Defining the vaccination window for respiratory syncytial virus (RSV) using age-seroprevalence data for children in Kilifi, Kenya
- PMID: 28531224
- PMCID: PMC5439681
- DOI: 10.1371/journal.pone.0177803
Defining the vaccination window for respiratory syncytial virus (RSV) using age-seroprevalence data for children in Kilifi, Kenya
Abstract
Background: Respiratory syncytial virus (RSV) is an important cause of lower respiratory tract disease in early life and a target for vaccine prevention. Data on the age-prevalence of RSV specific antibodies will inform on optimizing vaccine delivery.

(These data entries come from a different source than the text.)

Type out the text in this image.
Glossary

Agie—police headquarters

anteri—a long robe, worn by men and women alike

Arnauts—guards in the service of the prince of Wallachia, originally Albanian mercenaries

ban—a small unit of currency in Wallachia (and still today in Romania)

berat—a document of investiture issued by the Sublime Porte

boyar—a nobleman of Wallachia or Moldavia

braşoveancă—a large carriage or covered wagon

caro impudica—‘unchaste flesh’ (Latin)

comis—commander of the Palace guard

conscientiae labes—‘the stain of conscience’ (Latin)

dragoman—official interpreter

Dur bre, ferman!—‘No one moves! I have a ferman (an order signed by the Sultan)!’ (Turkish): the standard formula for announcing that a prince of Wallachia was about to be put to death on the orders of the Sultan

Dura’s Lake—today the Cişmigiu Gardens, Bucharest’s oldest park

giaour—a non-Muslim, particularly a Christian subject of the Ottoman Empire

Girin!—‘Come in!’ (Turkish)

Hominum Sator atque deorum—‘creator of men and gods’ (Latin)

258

Methods: Archived plasma samples were randomly selected within age strata from 960 children less than 145 months of age admitted to Kilifi County Hospital pediatric wards between 2007 and 2010. Samples were tested for antibodies to RSV using crude virus IgG ELISA. Seroprevalence (and 95% confidence intervals) was estimated as the proportion of children with specific antibodies above a defined cut-off level. Nested catalytic models were used to explore different assumptions on antibody dynamics and estimate the rates of decay of RSV specific maternal antibody and acquisition of infection with age, and the average age of infection.
Results: RSV specific antibody prevalence was 100% at age 0-<1month, declining rapidly over the first 6 months of life, followed by an increase in the second half of the first year of life and beyond. Seroprevalence was lowest throughout the age range 5-11 months; all children were seropositive beyond 3 years of age. The best fit model to the data yielded estimates for the rate of infection of 0.78/person/year (95% CI 0.65-0.97) and 1.69/person/year (95% CI 1.27-2.04) for ages 0-<1 year and 1-<12 years, respectively. The rate of loss of maternal antibodies was estimated as 2.54/year (95% CI 2.30-2.90), i.e. mean duration 4.7 months. The mean age at primary infection was estimated at 15 months (95% CI 13-18).
Conclusions: The rate of decay of maternal antibody prevalence and subsequent age-acquisition of infection are rapid, and the average age at primary infection early. The vaccination window is narrow, and suggests optimal targeting of vaccine to infants 5 months and above to achieve high seroconversion.